Today in History: Father dies after months of poisoning
Mary Blandy killed her father in an attempt to get hold of the £10 000 dowry he had offered to the man who would marry her.
In 1752, Francis Blandy fell into a coma and died mysteriously in his home outside London, England, after months of being poisoned with arsenic.
The servants in the Blandy home had been suspicious of his daughter, Mary, because the unmarried 26-year-old had been having an affair with William Cranstoun, a penniless man with a wife back in Scotland, against her father’s wishes. Cranstoun was determined to get a piece of the Blandy fortune.
Blandy had initially approved of the match, even allowing Cranstoun to live in their house. But when Cranstoun wrote to his wife and kindly asked if she wouldn’t mind disavowing their marriage, Mrs Cranstoun became outraged and caused quite a stir locally.
Cranstoun was then abruptly tossed out of the house, but Mary continued to see him behind her father’s back. The couple, frustrated at their inability to touch Mary’s sizeable dowry, decided to find another route to the money.
Mary began slipping small amounts of arsenic into her father’s food, slowly poisoning him over a period of months. As Blandy began to suffer from nausea and acute stomach pain, the servants grew suspicious.
One found white powder in the bottom of a pan that Mary had used to feed her father. After Blandy eventually died on 14 August 1752, the cook saw Mary trying to dispose of the white powder and managed to preserve some of it.

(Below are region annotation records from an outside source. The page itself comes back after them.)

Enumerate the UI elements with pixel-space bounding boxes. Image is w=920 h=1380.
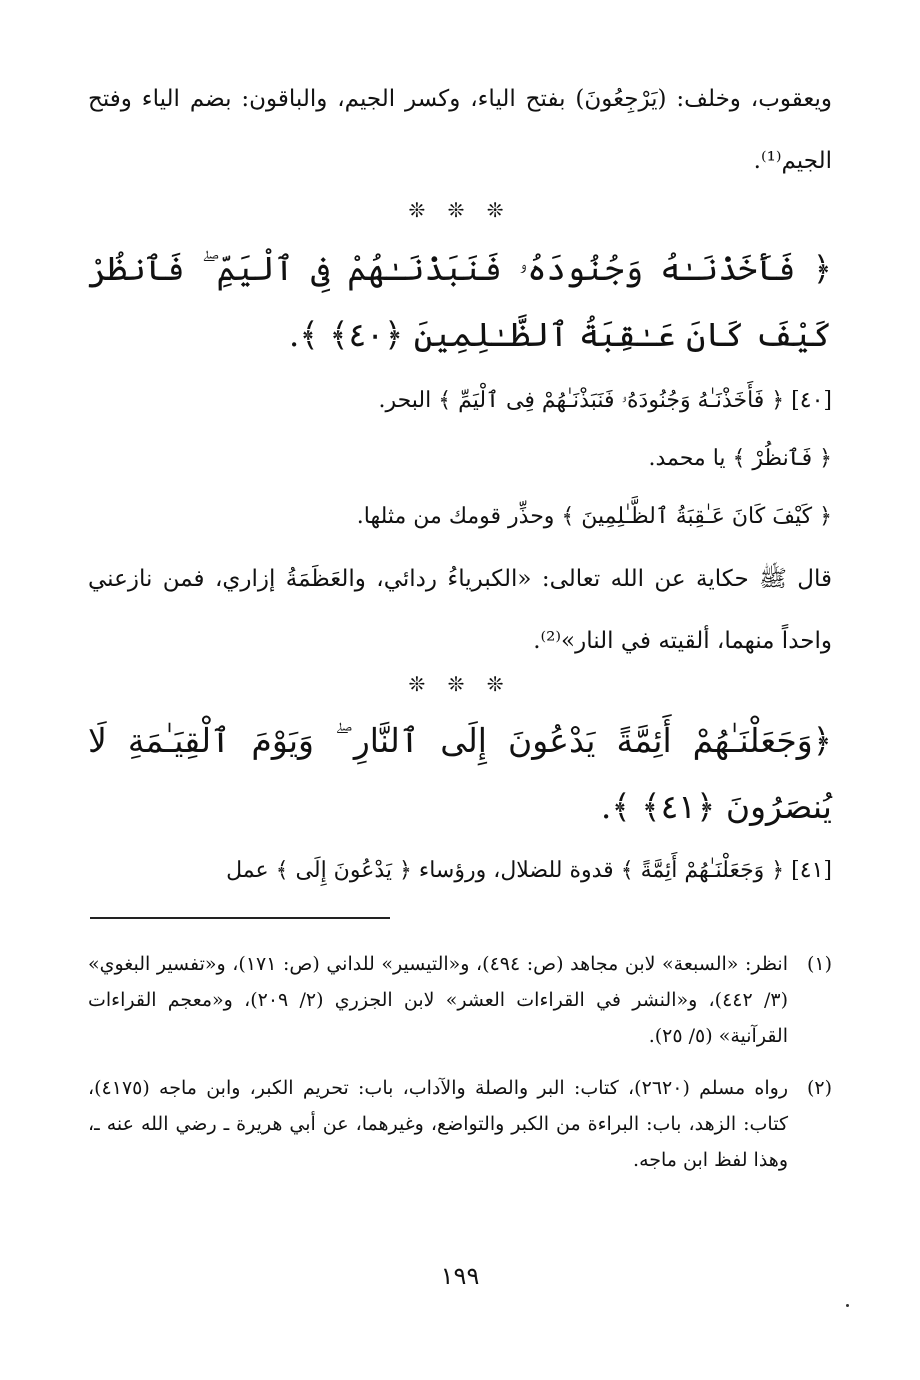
section-separator: ❊ ❊ ❊ <box>408 198 512 222</box>
tafsir-41-line: [٤١] ﴿ وَجَعَلْنَـٰهُمْ أَئِمَّةً ﴾ قدوة للضلال، ورؤساء ﴿ يَدْعُونَ إِلَى ﴾ عمل <box>226 858 832 883</box>
tafsir-40-line-2: ﴿ فَٱنظُرْ ﴾ يا محمد. <box>648 446 832 471</box>
footnote-text: انظر: «السبعة» لابن مجاهد (ص: ٤٩٤)، و«التيسير» للداني (ص: ١٧١)، و«تفسير البغوي» (٣/ ٤٤٢)، و«النشر في القراءات العشر» لابن الجزري (٢/ ٢٠٩)، و«معجم القراءات القرآنية» (٥/ ٢٥). <box>88 953 788 1047</box>
verse-41: ﴿وَجَعَلْنَـٰهُمْ أَئِمَّةً يَدْعُونَ إِلَى ٱلنَّارِ ۖ وَيَوْمَ ٱلْقِيَـٰمَةِ لَا يُنصَرُونَ ﴿٤١﴾ ﴾. <box>88 721 832 826</box>
tafsir-40-line-3: ﴿ كَيْفَ كَانَ عَـٰقِبَةُ ٱلظَّـٰلِمِينَ ﴾ وحذِّر قومك من مثلها. <box>356 504 832 529</box>
page-number: ١٩٩ <box>440 1262 480 1290</box>
scan-speck <box>846 1304 849 1307</box>
footnote-number: (١) <box>806 953 832 975</box>
footnote-1 <box>88 946 832 1054</box>
footnote-divider <box>90 917 390 919</box>
footnote-2 <box>88 1070 832 1178</box>
footnote-text: رواه مسلم (٢٦٢٠)، كتاب: البر والصلة والآداب، باب: تحريم الكبر، وابن ماجه (٤١٧٥)، كتاب: الزهد، باب: البراءة من الكبر والتواضع، وغيرهما، عن أبي هريرة ـ رضي الله عنه ـ، وهذا لفظ ابن ماجه. <box>88 1077 789 1171</box>
section-separator: ❊ ❊ ❊ <box>408 672 512 696</box>
footnote-number: (٢) <box>806 1077 832 1099</box>
verse-40: ﴿ فَأَخَذْنَـٰهُ وَجُنُودَهُۥ فَنَبَذْنَـٰهُمْ فِى ٱلْيَمِّ ۖ فَٱنظُرْ كَيْفَ كَانَ عَـٰقِبَةُ ٱلظَّـٰلِمِينَ ﴿٤٠﴾ ﴾. <box>88 249 832 354</box>
top-paragraph: ويعقوب، وخلف: (يَرْجِعُونَ) بفتح الياء، وكسر الجيم، والباقون: بضم الياء وفتح الجيم⁽¹⁾. <box>88 86 832 174</box>
hadith-paragraph: قال ﷺ حكاية عن الله تعالى: «الكبرياءُ ردائي، والعَظَمَةُ إزاري، فمن نازعني واحداً منهما، ألقيته في النار»⁽²⁾. <box>88 566 832 654</box>
tafsir-40-line-1: [٤٠] ﴿ فَأَخَذْنَـٰهُ وَجُنُودَهُۥ فَنَبَذْنَـٰهُمْ فِى ٱلْيَمِّ ﴾ البحر. <box>378 388 832 413</box>
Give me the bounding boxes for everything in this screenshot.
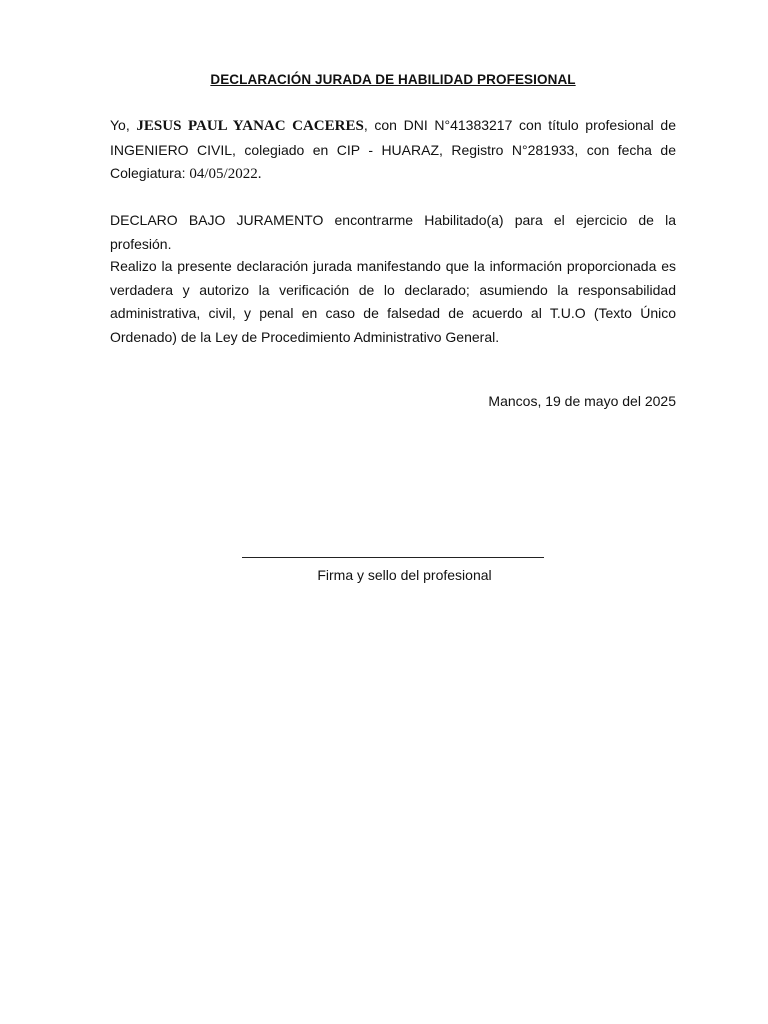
responsibility-paragraph: Realizo la presente declaración jurada manifestando que la información proporcionada es verdadera y autorizo la verificación de lo declarado; asumiendo la responsabilidad administrativa, civil, y penal en caso de falsedad de acuerdo al T.U.O (Texto Único Ordenado) de la Ley de Procedimiento Administrativo General. xyxy=(110,258,676,345)
signature-line xyxy=(242,557,544,558)
place-and-date: Mancos, 19 de mayo del 2025 xyxy=(488,393,676,409)
oath-paragraph: DECLARO BAJO JURAMENTO encontrarme Habilitado(a) para el ejercicio de la profesión. xyxy=(110,212,676,252)
registration-date: 04/05/2022 xyxy=(189,166,258,182)
declarant-details: , con DNI N°41383217 con título profesional de INGENIERO CIVIL, colegiado en CIP - HUARAZ, Registro N°281933, con fecha de Colegiatura: xyxy=(110,117,677,181)
document-title: DECLARACIÓN JURADA DE HABILIDAD PROFESIONAL xyxy=(210,72,576,87)
sentence-end: . xyxy=(257,166,262,182)
declarant-paragraph xyxy=(110,114,676,187)
intro-text: Yo, xyxy=(110,117,137,133)
signature-label: Firma y sello del profesional xyxy=(317,567,492,583)
declarant-name: JESUS PAUL YANAC CACERES xyxy=(136,118,364,134)
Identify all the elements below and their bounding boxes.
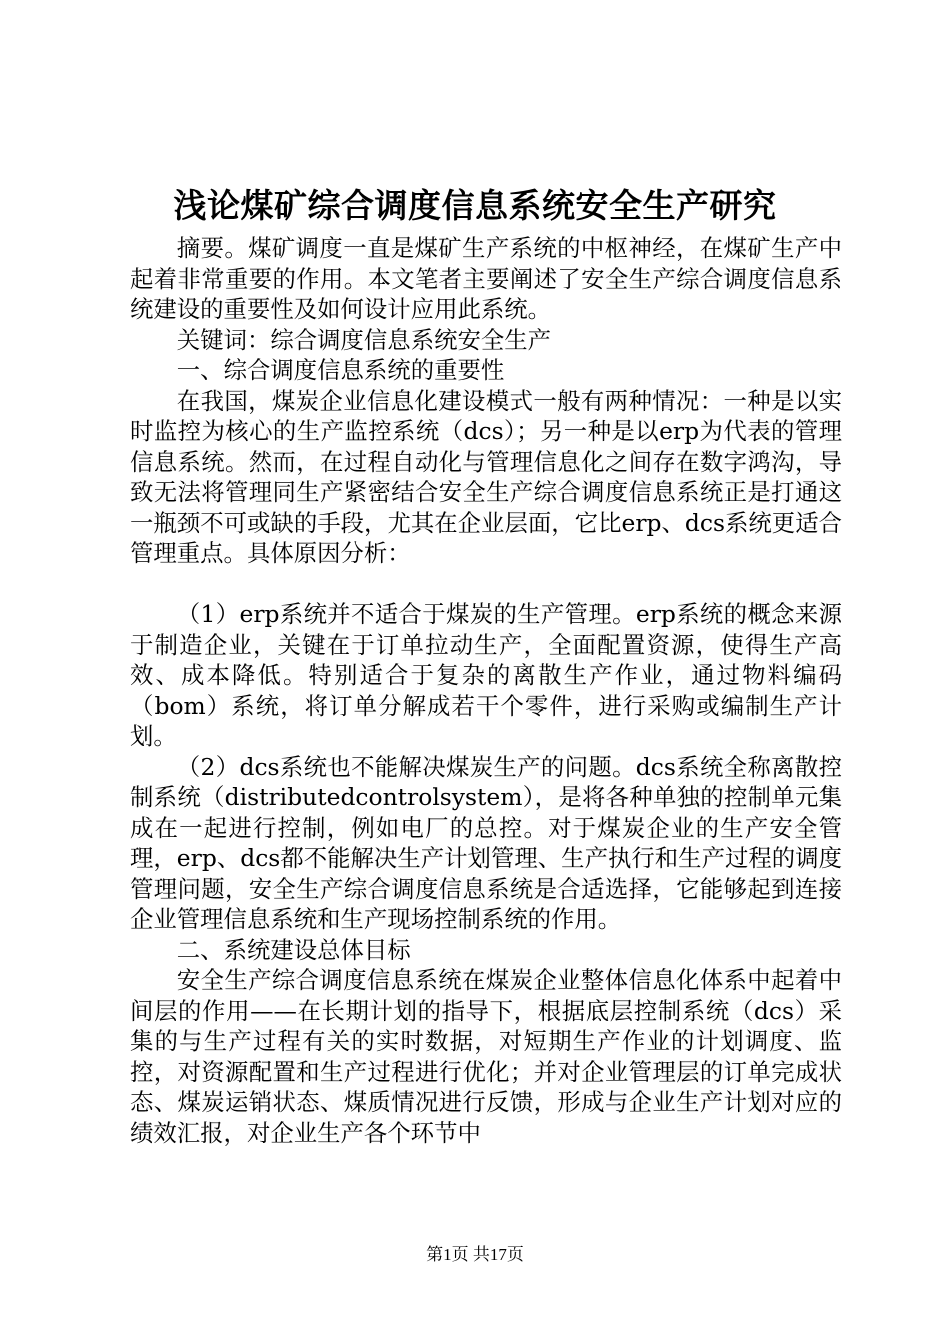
- section-heading-1: 一、综合调度信息系统的重要性: [176, 356, 505, 384]
- body-paragraph: 安全生产综合调度信息系统在煤炭企业整体信息化体系中起着中间层的作用——在长期计划的指导下，根据底层控制系统（dcs）采集的与生产过程有关的实时数据，对短期生产作业的计划调度、监控，对资源配置和生产过程进行优化；并对企业管理层的订单完成状态、煤炭运销状态、煤质情况进行反馈，形成与企业生产计划对应的绩效汇报，对企业生产各个环节中: [130, 966, 842, 1147]
- section-heading-2: 二、系统建设总体目标: [176, 935, 411, 964]
- document-body: [130, 233, 842, 1148]
- keywords-paragraph: 关键词：综合调度信息系统安全生产: [176, 325, 552, 354]
- body-paragraph: （2）dcs系统也不能解决煤炭生产的问题。dcs系统全称离散控制系统（distributedcontrolsystem），是将各种单独的控制单元集成在一起进行控制，例如电厂的总控。对于煤炭企业的生产安全管理，erp、dcs都不能解决生产计划管理、生产执行和生产过程的调度管理问题，安全生产综合调度信息系统是合适选择，它能够起到连接企业管理信息系统和生产现场控制系统的作用。: [130, 752, 842, 933]
- abstract-paragraph: 摘要。煤矿调度一直是煤矿生产系统的中枢神经，在煤矿生产中起着非常重要的作用。本文笔者主要阐述了安全生产综合调度信息系统建设的重要性及如何设计应用此系统。: [130, 234, 842, 323]
- document-title: 浅论煤矿综合调度信息系统安全生产研究: [173, 186, 777, 225]
- body-paragraph: 在我国，煤炭企业信息化建设模式一般有两种情况：一种是以实时监控为核心的生产监控系统（dcs）；另一种是以erp为代表的管理信息系统。然而，在过程自动化与管理信息化之间存在数字鸿沟，导致无法将管理同生产紧密结合安全生产综合调度信息系统正是打通这一瓶颈不可或缺的手段，尤其在企业层面，它比erp、dcs系统更适合管理重点。具体原因分析：: [130, 386, 842, 567]
- page-number: 第1页 共17页: [426, 1245, 524, 1264]
- body-paragraph: （1）erp系统并不适合于煤炭的生产管理。erp系统的概念来源于制造企业，关键在于订单拉动生产，全面配置资源，使得生产高效、成本降低。特别适合于复杂的离散生产作业，通过物料编码（bom）系统，将订单分解成若干个零件，进行采购或编制生产计划。: [130, 600, 842, 750]
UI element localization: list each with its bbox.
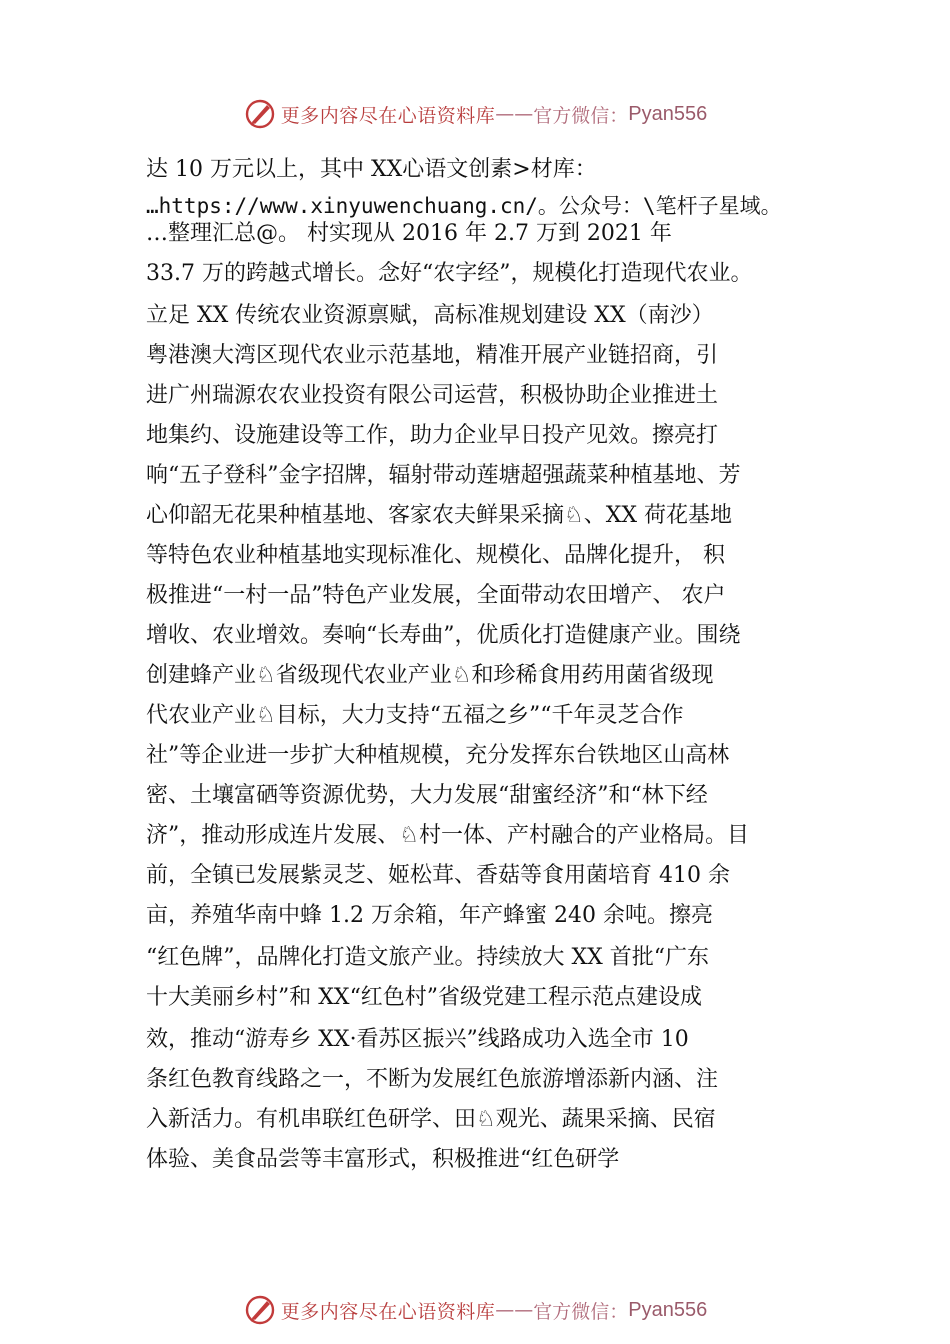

Later that night, Mary offered one of the family’s servants a large sum of money to help her get to France immediately. Mary was forced to flee on her own when he refused, but she was chased down and caught by neighbours who had heard that Blandy had been poisoned.
Mary was charged with murder and faced trial at the Oxford Assizes in March 1752. Doctors testifying for the prosecution agreed that Francis Blandy had been poisoned with arsenic. Mary was sent to the gallows, where she told the executioner, “Do not hang me too high, for the sake of decency.”